日経平均は、けっきょく14000円割れ

9月6日、東京オリンピック開催決定前日の終わり値を割り込む
後場は、当初前場の安値近辺で推移。一時、日中安値13848円をつけています。
その後14時ごろから若干切り返し気味となりますが、それも続きません。
後場後半にショートカバーが起こるかどうかが、わずかな期待でしたが、これもありませんでした。
物色は、けっきょく主力級では、ソフトバンクに資金が集中した格好になります。
直接的には、DOCOMOに対する優位性が改めて確認された報道がきっかけのようです。
DOCOMOは、9月iPhone発売でも純減という事実に、資金がソフトバンクに流れたということでなのでしょう。
このソフトバンクで多少とも指数は支えられたものの、大引け前には本日の日中の最安値である13841円を叩きました。大引けは、13853円でした。

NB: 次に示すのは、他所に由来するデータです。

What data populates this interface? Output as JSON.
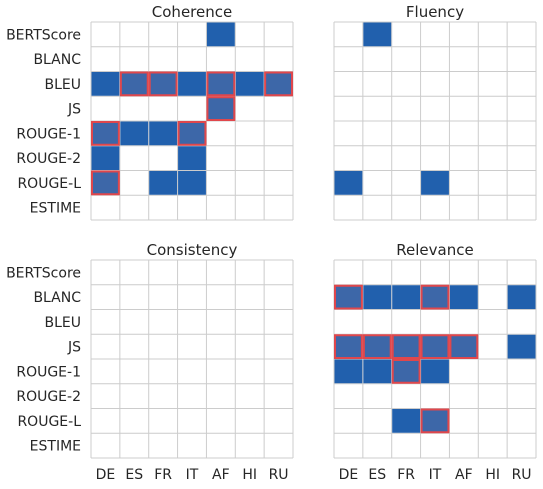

象徴的なことは、9月6日の終わり値13860円を割ったことで、東京オリンピック開催決定の直前の終わり値を割ったということになり、9月相場の原動力だったオリンピックという材料による相場は、「無かった」のと同じ結果になりました。
先週末から、オバマ米大統領のアジア歴訪中止となったため、週末から週初にかけて事態が進展するのではないかといった期待もありましたが、けっきょく具体的な成果が無かったわけで、本日東京市場では時間の経過とともに、この不気味な状況にポジションを整理する動きがやや強まったということでしょう。
増田足
増田足では、日経平均現物の6色分布(10月4日⇒10月7日)は上昇銘柄群が、27.7⇒21.0%。下落銘柄群が72.3⇒79.0%。
6色帯は、先週末に「赤(上昇の崩れ)」となりましたが、本日は一段と悪化して、「青(下降の入り口)」となっています。
日経平均現物・先物・ドル円は、「先読み」「未来の窓」がいずれも、ほぼオールブルーで下降トレンドが持続。
やや、途中でピンクがちらつくなど、若干まだら模様ですが、趨勢は下降トレンドと言っていいでしょう。
本日は、先述通りなんといっても9月6日という、東京オリンピック開催決定直前の終わり値水準(13860円)を大引けで割り込んだ(13841円)という事実が、大引け前15分で一気に地合の悪化を加速させる結果となったと言えるでしょう。
今週から来週のポイント
日々のニュースはともかく、今週から来週にかけてなにより重要なポイントは、米財政協議の趨勢であることに変わりがありません。
けっきょくシナリオは二つです。
財政協議の妥結は、急転直下で発生するでしょうから、慎重なスタンスは良いとしても、機動的に投資再開に動けるようにしておかなければなりません。
むしろ問題は、今週妥結せずにもつれ込むというケースです。
もし今週中に妥結できなければ、米格付け機関による米国債の格下げが行われる公算が一気に高まります。
週明けにはにわかに不安や恐怖が増幅してしまい、金融市場は想像以上に混乱するリスクが出てきます。
ドル円と日経平均
今のところは、まだドル円が97円台すれすれで維持されていますが、上記のような最悪のケースが発生した場合(つまり、誰も「ありえない」とタカをくくっている米国債デフォルト発生)、ドル円は95円が通過点で、92-3円まで突っ込む可能性があります。

日経平均は、このドル急落がまだ無いにもかかわらず、テクニカル上の目処である13700円に近づいているくらいですから、ドル急落が起これば、13700円すら維持できるかどうか、保証の限りではないでしょう。

ポジション管理
このため、含み損の銘柄などを切ることで、キャッシュ比率を十分に取っておく必要があると考えます。
かといってオールキャッシュは、急転直下、妥結という線はなんといっても生きているわけですから、これも危険です。
強い銘柄(含み益のある銘柄)に固めて、キャッシュを維持しながら、個別のゲリラ戦で日々の売買を消化していくということが一番現実的でしょう。

現在米国のグローベックス先物は、ダウ工業株指数が79ドル安の気配(13時)。
→82ドル安の気配(15時30分)と、やや気配切り下げ気味。